We can also conceptualize this as computing the trivector volume (parallelepiped with edges \( \Bp_2 – \Bp_1, \mathbf{\hat{d}}_1, \mathbf{\hat{d}}_2 \)), and then dividing out the bivector (parallelogram with edges \(\mathbf{\hat{d}}_1, \mathbf{\hat{d}}_2 \)), to find the vector (height) of the parallelepiped.

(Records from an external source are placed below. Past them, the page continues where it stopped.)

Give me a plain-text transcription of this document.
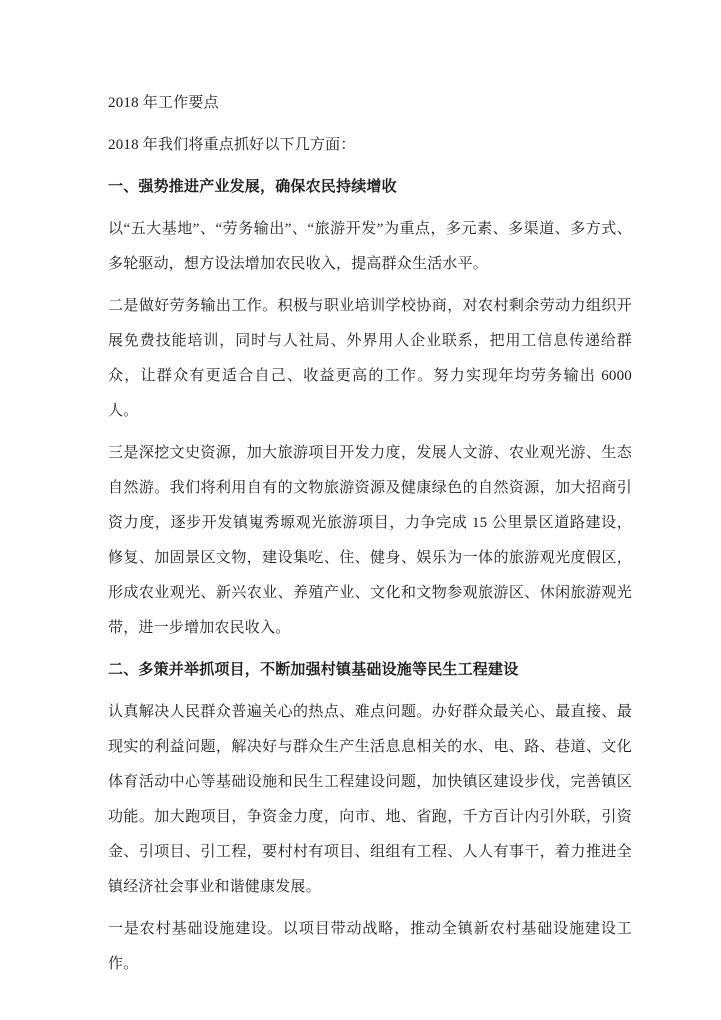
2018 年工作要点

2018 年我们将重点抓好以下几方面：

一、强势推进产业发展，确保农民持续增收

以“五大基地”、“劳务输出”、“旅游开发”为重点，多元素、多渠道、多方式、多轮驱动，想方设法增加农民收入，提高群众生活水平。

二是做好劳务输出工作。积极与职业培训学校协商，对农村剩余劳动力组织开展免费技能培训，同时与人社局、外界用人企业联系，把用工信息传递给群众，让群众有更适合自己、收益更高的工作。努力实现年均劳务输出 6000 人。

三是深挖文史资源，加大旅游项目开发力度，发展人文游、农业观光游、生态自然游。我们将利用自有的文物旅游资源及健康绿色的自然资源，加大招商引资力度，逐步开发镇嵬秀塬观光旅游项目，力争完成 15 公里景区道路建设，修复、加固景区文物，建设集吃、住、健身、娱乐为一体的旅游观光度假区，形成农业观光、新兴农业、养殖产业、文化和文物参观旅游区、休闲旅游观光带，进一步增加农民收入。

二、多策并举抓项目，不断加强村镇基础设施等民生工程建设

认真解决人民群众普遍关心的热点、难点问题。办好群众最关心、最直接、最现实的利益问题，解决好与群众生产生活息息相关的水、电、路、巷道、文化体育活动中心等基础设施和民生工程建设问题，加快镇区建设步伐，完善镇区功能。加大跑项目，争资金力度，向市、地、省跑，千方百计内引外联，引资金、引项目、引工程，要村村有项目、组组有工程、人人有事干，着力推进全镇经济社会事业和谐健康发展。

一是农村基础设施建设。以项目带动战略，推动全镇新农村基础设施建设工作。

Observe that rejecting from the plane, is equivalent to projecting onto the normal, so for \(\mathbb{R}^3\) we may translate this to conventional vector algebra, as a projection
\begin{equation}\label{eqn:shortestDistanceBetweenLines:500}
\Bm = \lr{\Delta \cdot \mathbf{\hat{n}}} \mathbf{\hat{n}},
\end{equation}
where \( \mathbf{\hat{n}} = \lr{ \mathbf{\hat{d}}_1 \cross \mathbf{\hat{d}}_2 }/\Norm{\mathbf{\hat{d}}_1 \cross \mathbf{\hat{d}}_2 } \).

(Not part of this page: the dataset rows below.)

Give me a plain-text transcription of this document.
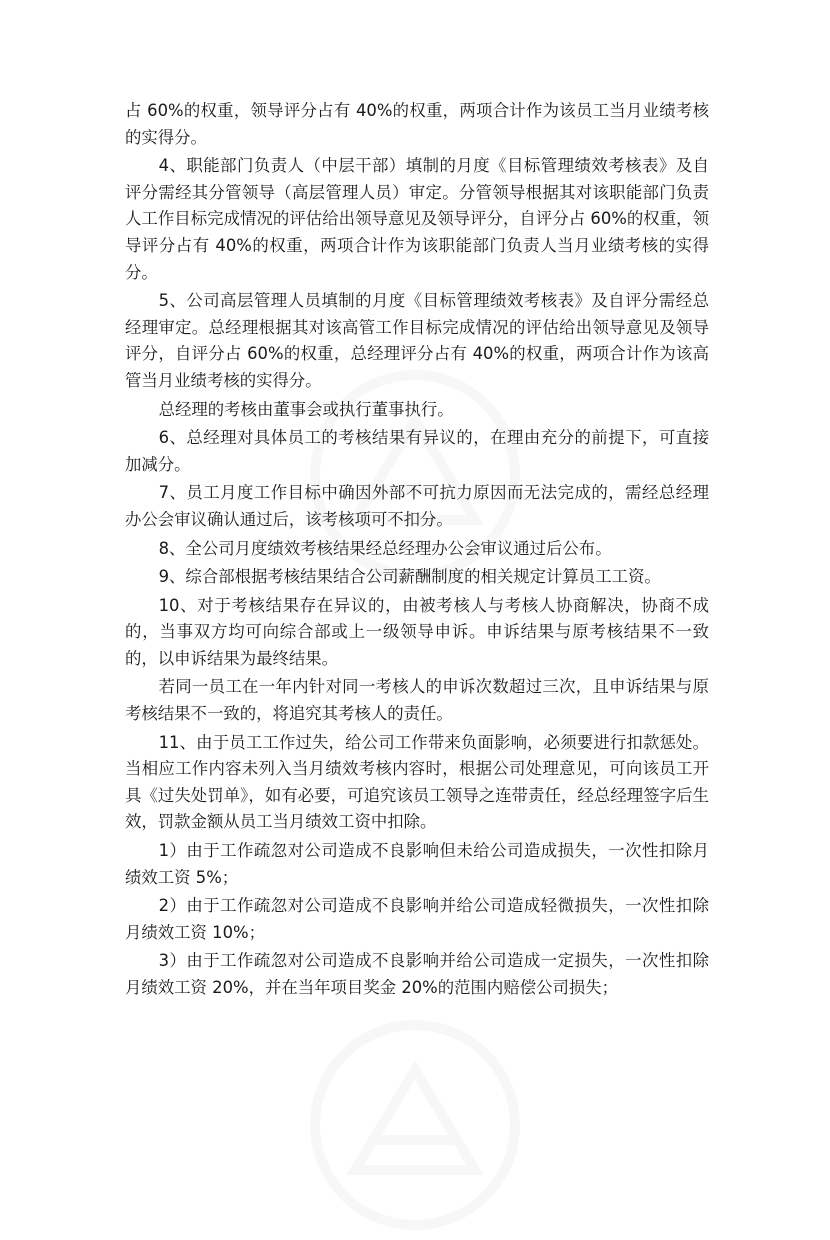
占 60%的权重，领导评分占有 40%的权重，两项合计作为该员工当月业绩考核的实得分。

4、职能部门负责人（中层干部）填制的月度《目标管理绩效考核表》及自评分需经其分管领导（高层管理人员）审定。分管领导根据其对该职能部门负责人工作目标完成情况的评估给出领导意见及领导评分，自评分占 60%的权重，领导评分占有 40%的权重，两项合计作为该职能部门负责人当月业绩考核的实得分。

5、公司高层管理人员填制的月度《目标管理绩效考核表》及自评分需经总经理审定。总经理根据其对该高管工作目标完成情况的评估给出领导意见及领导评分，自评分占 60%的权重，总经理评分占有 40%的权重，两项合计作为该高管当月业绩考核的实得分。

总经理的考核由董事会或执行董事执行。

6、总经理对具体员工的考核结果有异议的，在理由充分的前提下，可直接加减分。

7、员工月度工作目标中确因外部不可抗力原因而无法完成的，需经总经理办公会审议确认通过后，该考核项可不扣分。

8、全公司月度绩效考核结果经总经理办公会审议通过后公布。

9、综合部根据考核结果结合公司薪酬制度的相关规定计算员工工资。

10、对于考核结果存在异议的，由被考核人与考核人协商解决，协商不成的，当事双方均可向综合部或上一级领导申诉。申诉结果与原考核结果不一致的，以申诉结果为最终结果。

若同一员工在一年内针对同一考核人的申诉次数超过三次，且申诉结果与原考核结果不一致的，将追究其考核人的责任。

11、由于员工工作过失，给公司工作带来负面影响，必须要进行扣款惩处。当相应工作内容未列入当月绩效考核内容时，根据公司处理意见，可向该员工开具《过失处罚单》，如有必要，可追究该员工领导之连带责任，经总经理签字后生效，罚款金额从员工当月绩效工资中扣除。

1）由于工作疏忽对公司造成不良影响但未给公司造成损失，一次性扣除月绩效工资 5%；

2）由于工作疏忽对公司造成不良影响并给公司造成轻微损失，一次性扣除月绩效工资 10%；

3）由于工作疏忽对公司造成不良影响并给公司造成一定损失，一次性扣除月绩效工资 20%，并在当年项目奖金 20%的范围内赔偿公司损失；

If we want the magnitude of this vector, it’s just
\begin{equation}\label{eqn:shortestDistanceBetweenLines:480}
\begin{aligned}
\Norm{\Bm}^2
&=
\inv{B^4} \lr{ \lr{ \Delta \wedge B } B } \lr{ B \lr{ B \wedge \Delta } } \\
&=
\inv{B^2} \lr{ \Delta \wedge B }^2,
\end{aligned}
\end{equation}
or
\begin{equation}\label{eqn:shortestDistanceBetweenLines:460}
\boxed{
\Norm{\Bm} = \frac{ \Norm{ \lr{\Bp_2 – \Bp_1} \wedge \mathbf{\hat{d}}_1 \wedge \mathbf{\hat{d}}_2 } }{ \Norm{\mathbf{\hat{d}}_1 \wedge \mathbf{\hat{d}}_2} },
}
\end{equation}
which, for \(\mathbb{R}^3\), is equivalent to the triple product result we found above.